Another poster asked about my course. It has been so long that I don't believe I have a syllabus handy. Here, however, is a fairly typical list of materials used.

Boris Pasternak, Dr. Zhivago.

Alice Miller, For Your Own Good

A collection of essays by George Orwell

Ignazio Silone, Fontamara

Marcel Ophuls' film, The Sorrow and the Pity

Alexander Solzehnitsyn, The First Circle

John LeCarre, The Spy Who Came in From the Cold

Alice Miller provided a framework for talking about the characters in the books. Eventually I gave undergraduates the option of writing about how it applied to themselves. The results were quite extraordinary. My favorite final paper topic actually asked whether, in light of the books, life was worth living. It was a lot of fun--the kind of course upon which current academia puts no value whatever.

4 comments:

Nur-al-Cubicle said...

Well, Prof. Kaiser, two events today absolutely confirm your point about Boomers being awful politicians.

1)The Silent Generation's Pete Stark, today on the House floor:

"First of all, I'm just amazed they can't figure out, the Republicans are worried we can't pay for insuring an additional 10 million children. They sure don't care about finding $200 billion to fight the illegal war in Iraq. Where ya gonna get that money? You going to tell us lies like you're telling us today? Is that how you're going to fund the war? You don't have money to fund the war or children."

2) Today's Veraficier.

Giuliani and Romney. See it. (Link at my website.)

Anonymous said...

Bob Dylan. Leonard Cohen. Bob Marley. Kris Kristoferson. The Beatles. Simon and Garfunkel. That's the boomer generation. (1960-1980)

Kurt Cobain. Britney Spears. Backstreet Boys (And there many clones.) Shania Twain
That's my generation.

The former, actually had enough soul to rebel. The latter, well when the Dixie Chicks are getting called subversive you know there is something deeply wrong with my generation.

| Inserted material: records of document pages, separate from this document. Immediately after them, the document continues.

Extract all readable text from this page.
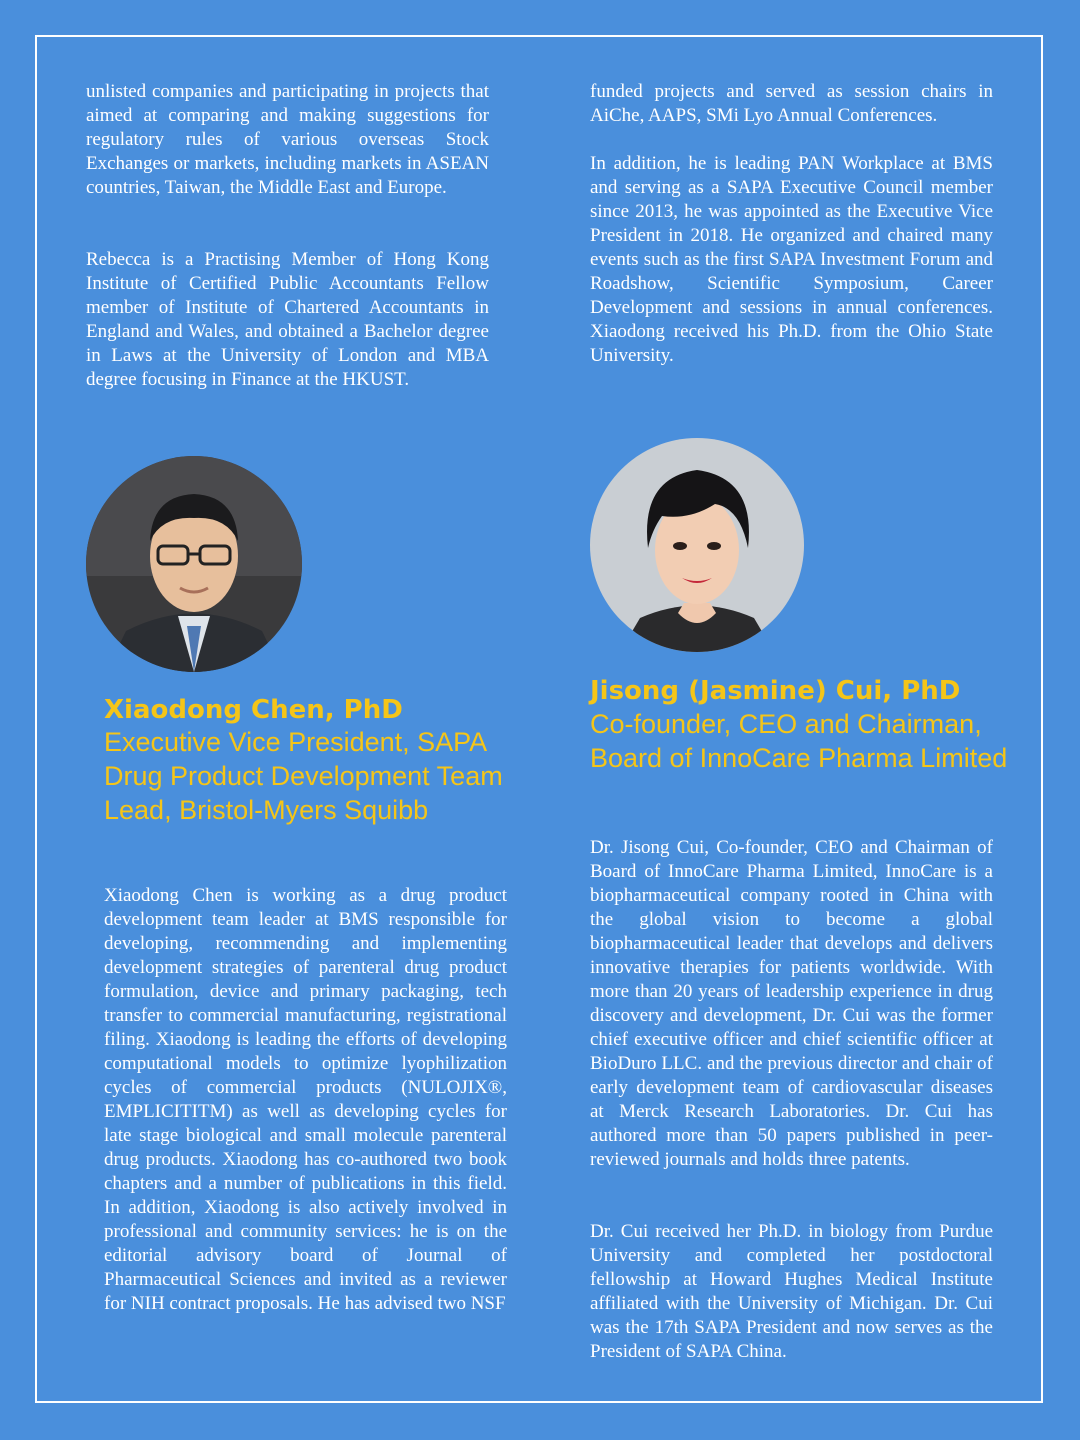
unlisted companies and participating in projects that aimed at comparing and making suggestions for regulatory rules of various overseas Stock Exchanges or markets, including markets in ASEAN countries, Taiwan, the Middle East and Europe.

Rebecca is a Practising Member of Hong Kong Institute of Certified Public Accountants Fellow member of Institute of Chartered Accountants in England and Wales, and obtained a Bachelor degree in Laws at the University of London and MBA degree focusing in Finance at the HKUST.

funded projects and served as session chairs in AiChe, AAPS, SMi Lyo Annual Conferences.

In addition, he is leading PAN Workplace at BMS and serving as a SAPA Executive Council member since 2013, he was appointed as the Executive Vice President in 2018. He organized and chaired many events such as the first SAPA Investment Forum and Roadshow, Scientific Symposium, Career Development and sessions in annual conferences. Xiaodong received his Ph.D. from the Ohio State University.

Xiaodong Chen, PhD

Executive Vice President, SAPA Drug Product Development Team Lead, Bristol-Myers Squibb

Jisong (Jasmine) Cui, PhD

Co-founder, CEO and Chairman, Board of InnoCare Pharma Limited

Xiaodong Chen is working as a drug product development team leader at BMS responsible for developing, recommending and implementing development strategies of parenteral drug product formulation, device and primary packaging, tech transfer to commercial manufacturing, registrational filing. Xiaodong is leading the efforts of developing computational models to optimize lyophilization cycles of commercial products (NULOJIX®, EMPLICITITM) as well as developing cycles for late stage biological and small molecule parenteral drug products. Xiaodong has co-authored two book chapters and a number of publications in this field. In addition, Xiaodong is also actively involved in professional and community services: he is on the editorial advisory board of Journal of Pharmaceutical Sciences and invited as a reviewer for NIH contract proposals. He has advised two NSF

Dr. Jisong Cui, Co-founder, CEO and Chairman of Board of InnoCare Pharma Limited, InnoCare is a biopharmaceutical company rooted in China with the global vision to become a global biopharmaceutical leader that develops and delivers innovative therapies for patients worldwide. With more than 20 years of leadership experience in drug discovery and development, Dr. Cui was the former chief executive officer and chief scientific officer at BioDuro LLC. and the previous director and chair of early development team of cardiovascular diseases at Merck Research Laboratories. Dr. Cui has authored more than 50 papers published in peer-reviewed journals and holds three patents.

Dr. Cui received her Ph.D. in biology from Purdue University and completed her postdoctoral fellowship at Howard Hughes Medical Institute affiliated with the University of Michigan. Dr. Cui was the 17th SAPA President and now serves as the President of SAPA China.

If the music is anything to go by, your generation isn't the problem here, it is my apathetic, selfish and cowardly generation that is the problem.

I wince to think that where the generation before mine is defined by the fight for civil rights and against hypocrisy, who were willing to be gassed, beaten up and thrown in jail for their beliefs, my generation will be defined by the chickenhawks.

There is nothing to be ashamed of it the boomer generation. It won its fights and retired. There is a lot to be ashamed of in a generation that couldn't manage anything better to say for itself in its music then "Smells like Teen Spirit."

Anonymous said...

FYI The Beatles were born during the War so they were the silent generation - not boomers...

David Kaiser said...

I just noticed that a few dozen people have looked at this thread lately. The past dozen years haven't improved the Boomer record--indeed, my generation voted heavily for Trump.